From "Secrets of the Magus":
"When he had performed several dazzling illusions and seemed ready to retire, a guest named Mort said, 'Come on, Ricky. Why don't you do something truly amazing?'
Baron recalls that at that moment 'the look in Ricky's eyes was, like, 'Mort--you have just fucked with the wrong person.'
Jay told Mort to name a card, any card. Mort said, 'The three of hearts.' After shuffling, Jay gripped the deck in the palm of his right hand and sprang it, cascading all fifty-two cards so that they traveled the length of the table and pelted an open wine bottle.
'OK, Mort, what was your card again?'
'The three of hearts.'
'Look inside the bottle.'
Mort discovered, curled inside the neck, the three of hearts.

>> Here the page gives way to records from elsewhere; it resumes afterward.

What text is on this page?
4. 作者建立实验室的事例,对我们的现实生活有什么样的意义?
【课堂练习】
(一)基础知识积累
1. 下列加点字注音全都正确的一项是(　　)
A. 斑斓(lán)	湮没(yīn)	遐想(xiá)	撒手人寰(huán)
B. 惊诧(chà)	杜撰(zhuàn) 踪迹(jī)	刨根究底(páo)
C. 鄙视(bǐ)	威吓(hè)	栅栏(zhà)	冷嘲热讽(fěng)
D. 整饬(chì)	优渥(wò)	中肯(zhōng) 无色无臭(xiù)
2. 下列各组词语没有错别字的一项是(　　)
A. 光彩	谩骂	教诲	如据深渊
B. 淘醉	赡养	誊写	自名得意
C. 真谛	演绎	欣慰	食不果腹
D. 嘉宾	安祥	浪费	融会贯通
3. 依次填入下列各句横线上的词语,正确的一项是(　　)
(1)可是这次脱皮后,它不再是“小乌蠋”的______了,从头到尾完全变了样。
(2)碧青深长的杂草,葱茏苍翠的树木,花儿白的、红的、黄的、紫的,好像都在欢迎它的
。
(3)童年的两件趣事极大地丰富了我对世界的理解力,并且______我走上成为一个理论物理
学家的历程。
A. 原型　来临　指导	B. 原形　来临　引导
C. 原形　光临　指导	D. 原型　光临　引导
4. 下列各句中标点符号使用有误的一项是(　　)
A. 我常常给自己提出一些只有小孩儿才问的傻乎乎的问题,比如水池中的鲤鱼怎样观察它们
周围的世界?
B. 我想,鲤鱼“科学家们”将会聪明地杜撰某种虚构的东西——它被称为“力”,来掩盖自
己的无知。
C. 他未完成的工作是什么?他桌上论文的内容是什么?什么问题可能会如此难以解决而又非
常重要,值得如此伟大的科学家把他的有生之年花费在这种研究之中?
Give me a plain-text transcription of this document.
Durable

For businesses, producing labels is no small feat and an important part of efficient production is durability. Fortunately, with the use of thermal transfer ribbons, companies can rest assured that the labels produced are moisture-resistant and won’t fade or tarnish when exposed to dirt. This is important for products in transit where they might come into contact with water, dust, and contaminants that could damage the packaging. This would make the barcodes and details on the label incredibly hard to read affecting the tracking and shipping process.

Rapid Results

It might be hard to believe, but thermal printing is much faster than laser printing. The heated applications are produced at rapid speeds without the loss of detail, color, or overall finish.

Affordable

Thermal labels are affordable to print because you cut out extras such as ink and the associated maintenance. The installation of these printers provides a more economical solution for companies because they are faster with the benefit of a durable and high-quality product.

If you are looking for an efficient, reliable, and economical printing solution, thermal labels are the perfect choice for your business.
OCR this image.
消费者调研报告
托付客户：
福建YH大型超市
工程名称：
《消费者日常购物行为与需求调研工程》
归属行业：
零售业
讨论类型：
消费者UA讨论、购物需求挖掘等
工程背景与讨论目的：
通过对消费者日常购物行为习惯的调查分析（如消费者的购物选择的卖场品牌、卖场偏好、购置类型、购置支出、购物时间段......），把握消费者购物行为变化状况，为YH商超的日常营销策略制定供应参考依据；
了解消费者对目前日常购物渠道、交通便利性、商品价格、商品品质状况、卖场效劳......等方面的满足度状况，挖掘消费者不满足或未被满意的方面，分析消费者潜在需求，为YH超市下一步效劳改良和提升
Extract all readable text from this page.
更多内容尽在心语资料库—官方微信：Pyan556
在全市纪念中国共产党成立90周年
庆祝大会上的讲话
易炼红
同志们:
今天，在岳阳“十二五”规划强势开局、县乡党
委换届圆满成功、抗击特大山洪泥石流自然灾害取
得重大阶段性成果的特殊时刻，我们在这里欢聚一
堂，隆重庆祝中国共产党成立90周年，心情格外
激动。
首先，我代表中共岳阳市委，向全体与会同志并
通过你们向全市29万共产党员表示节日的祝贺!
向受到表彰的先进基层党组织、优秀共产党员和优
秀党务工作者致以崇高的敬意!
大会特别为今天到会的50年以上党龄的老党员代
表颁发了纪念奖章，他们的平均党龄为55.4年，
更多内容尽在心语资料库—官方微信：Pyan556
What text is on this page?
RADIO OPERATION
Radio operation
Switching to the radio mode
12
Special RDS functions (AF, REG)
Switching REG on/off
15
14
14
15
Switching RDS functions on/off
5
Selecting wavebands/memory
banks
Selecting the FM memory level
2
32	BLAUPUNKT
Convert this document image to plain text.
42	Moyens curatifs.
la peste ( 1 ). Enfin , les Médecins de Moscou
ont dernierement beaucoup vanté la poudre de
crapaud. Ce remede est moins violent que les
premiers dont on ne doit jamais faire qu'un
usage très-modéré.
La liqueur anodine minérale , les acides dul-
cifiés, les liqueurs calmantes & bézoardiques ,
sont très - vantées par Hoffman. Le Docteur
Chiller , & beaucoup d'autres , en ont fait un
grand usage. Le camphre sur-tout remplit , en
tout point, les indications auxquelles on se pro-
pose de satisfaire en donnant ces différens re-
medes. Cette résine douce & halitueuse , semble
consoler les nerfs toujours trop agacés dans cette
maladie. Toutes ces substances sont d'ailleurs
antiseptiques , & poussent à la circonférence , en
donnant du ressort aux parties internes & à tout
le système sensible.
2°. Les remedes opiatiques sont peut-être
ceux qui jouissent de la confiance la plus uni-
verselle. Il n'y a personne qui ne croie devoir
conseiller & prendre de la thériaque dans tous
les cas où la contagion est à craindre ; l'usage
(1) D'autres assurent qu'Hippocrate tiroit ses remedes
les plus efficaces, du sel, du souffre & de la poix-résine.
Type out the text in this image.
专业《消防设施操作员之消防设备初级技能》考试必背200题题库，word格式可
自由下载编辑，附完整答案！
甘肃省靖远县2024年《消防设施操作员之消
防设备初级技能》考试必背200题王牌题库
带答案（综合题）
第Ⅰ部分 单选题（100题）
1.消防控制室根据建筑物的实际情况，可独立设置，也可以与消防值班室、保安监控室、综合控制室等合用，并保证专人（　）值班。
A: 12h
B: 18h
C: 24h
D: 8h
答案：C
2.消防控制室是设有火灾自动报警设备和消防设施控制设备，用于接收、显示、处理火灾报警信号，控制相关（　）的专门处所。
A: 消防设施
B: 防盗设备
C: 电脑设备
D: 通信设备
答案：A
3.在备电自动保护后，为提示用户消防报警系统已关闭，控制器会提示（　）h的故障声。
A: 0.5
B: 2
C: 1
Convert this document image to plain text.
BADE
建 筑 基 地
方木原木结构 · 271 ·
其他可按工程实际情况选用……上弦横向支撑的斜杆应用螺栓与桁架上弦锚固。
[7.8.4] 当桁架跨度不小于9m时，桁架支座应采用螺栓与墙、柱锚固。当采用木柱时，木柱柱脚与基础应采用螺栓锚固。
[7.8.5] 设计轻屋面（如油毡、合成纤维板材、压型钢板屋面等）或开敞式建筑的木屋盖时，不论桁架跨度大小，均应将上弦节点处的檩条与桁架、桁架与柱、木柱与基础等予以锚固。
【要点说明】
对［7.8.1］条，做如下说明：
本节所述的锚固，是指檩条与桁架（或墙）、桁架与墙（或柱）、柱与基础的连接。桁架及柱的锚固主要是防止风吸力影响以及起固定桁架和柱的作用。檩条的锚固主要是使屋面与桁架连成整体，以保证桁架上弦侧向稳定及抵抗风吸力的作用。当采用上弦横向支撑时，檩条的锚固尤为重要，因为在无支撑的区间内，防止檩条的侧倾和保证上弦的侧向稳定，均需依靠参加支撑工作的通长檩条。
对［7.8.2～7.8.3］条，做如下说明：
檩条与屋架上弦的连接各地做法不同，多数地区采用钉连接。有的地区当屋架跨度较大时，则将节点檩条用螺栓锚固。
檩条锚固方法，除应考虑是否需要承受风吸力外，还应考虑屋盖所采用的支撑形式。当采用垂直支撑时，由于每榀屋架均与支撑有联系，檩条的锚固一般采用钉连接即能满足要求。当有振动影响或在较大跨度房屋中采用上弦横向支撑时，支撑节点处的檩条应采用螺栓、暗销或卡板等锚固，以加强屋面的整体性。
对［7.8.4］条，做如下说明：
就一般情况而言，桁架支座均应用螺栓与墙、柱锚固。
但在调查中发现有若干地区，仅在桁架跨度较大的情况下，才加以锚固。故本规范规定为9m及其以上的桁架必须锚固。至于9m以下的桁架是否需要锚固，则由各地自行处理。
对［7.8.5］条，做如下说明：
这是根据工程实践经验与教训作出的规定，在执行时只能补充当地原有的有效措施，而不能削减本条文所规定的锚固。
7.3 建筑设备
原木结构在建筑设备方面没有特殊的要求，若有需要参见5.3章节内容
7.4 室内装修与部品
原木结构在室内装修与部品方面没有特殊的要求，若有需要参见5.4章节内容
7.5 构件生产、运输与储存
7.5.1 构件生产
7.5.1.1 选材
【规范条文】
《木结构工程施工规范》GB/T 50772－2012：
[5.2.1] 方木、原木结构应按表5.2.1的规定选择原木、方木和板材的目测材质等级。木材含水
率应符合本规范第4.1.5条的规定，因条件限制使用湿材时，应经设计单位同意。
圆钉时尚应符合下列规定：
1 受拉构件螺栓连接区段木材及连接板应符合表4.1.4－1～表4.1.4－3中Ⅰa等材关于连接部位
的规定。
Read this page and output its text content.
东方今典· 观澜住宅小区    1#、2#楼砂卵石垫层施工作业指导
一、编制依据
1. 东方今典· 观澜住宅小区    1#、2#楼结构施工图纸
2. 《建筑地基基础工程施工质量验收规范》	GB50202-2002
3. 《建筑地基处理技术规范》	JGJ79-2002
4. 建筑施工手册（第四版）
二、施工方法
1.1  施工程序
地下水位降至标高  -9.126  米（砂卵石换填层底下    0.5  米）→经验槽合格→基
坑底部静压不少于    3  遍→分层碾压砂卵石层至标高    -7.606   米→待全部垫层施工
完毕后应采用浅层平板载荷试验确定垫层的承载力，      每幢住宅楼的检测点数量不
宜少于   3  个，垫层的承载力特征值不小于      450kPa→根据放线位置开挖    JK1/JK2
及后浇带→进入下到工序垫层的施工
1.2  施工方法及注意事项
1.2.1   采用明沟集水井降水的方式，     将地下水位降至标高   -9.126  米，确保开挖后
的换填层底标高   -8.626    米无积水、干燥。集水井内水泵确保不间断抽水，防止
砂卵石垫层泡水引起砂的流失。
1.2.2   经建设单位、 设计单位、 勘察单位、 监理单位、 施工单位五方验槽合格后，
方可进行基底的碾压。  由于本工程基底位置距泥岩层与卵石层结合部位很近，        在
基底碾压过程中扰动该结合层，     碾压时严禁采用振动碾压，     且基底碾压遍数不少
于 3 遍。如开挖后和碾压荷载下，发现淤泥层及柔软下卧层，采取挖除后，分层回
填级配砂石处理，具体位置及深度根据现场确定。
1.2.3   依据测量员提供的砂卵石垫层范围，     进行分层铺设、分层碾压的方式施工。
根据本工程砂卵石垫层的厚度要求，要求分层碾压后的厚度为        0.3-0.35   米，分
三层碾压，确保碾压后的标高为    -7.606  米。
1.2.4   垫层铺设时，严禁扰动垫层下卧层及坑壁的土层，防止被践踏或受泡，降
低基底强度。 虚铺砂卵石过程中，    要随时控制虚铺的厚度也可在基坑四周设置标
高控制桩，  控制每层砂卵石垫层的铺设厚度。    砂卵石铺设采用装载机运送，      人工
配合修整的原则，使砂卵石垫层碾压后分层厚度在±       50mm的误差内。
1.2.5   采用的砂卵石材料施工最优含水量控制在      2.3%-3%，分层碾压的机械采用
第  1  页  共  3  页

The party broke up immediately."

From "The Book Eater":
"The rest of the room was occupied by scores of unopened cartons of pamphlets, dating from the seventeenth to the twentieth century, which Zinman acquired almost four years ago from an ephemera dealer who had procured them, for the price of scrap, from the New York Public Library. This was material that the library had recorded on microfilm as part of a 'preservation' program that deemed the original documents expendable. In 1997 and 1998, Zinman--unable to resist the impulse to rub a great institution's nose in its ill-considered behavior--dispatched to friends, as well as to the library's trustees, poster-size holiday greeting cards devoted to the theme of the library's 'trashing' of its own collections."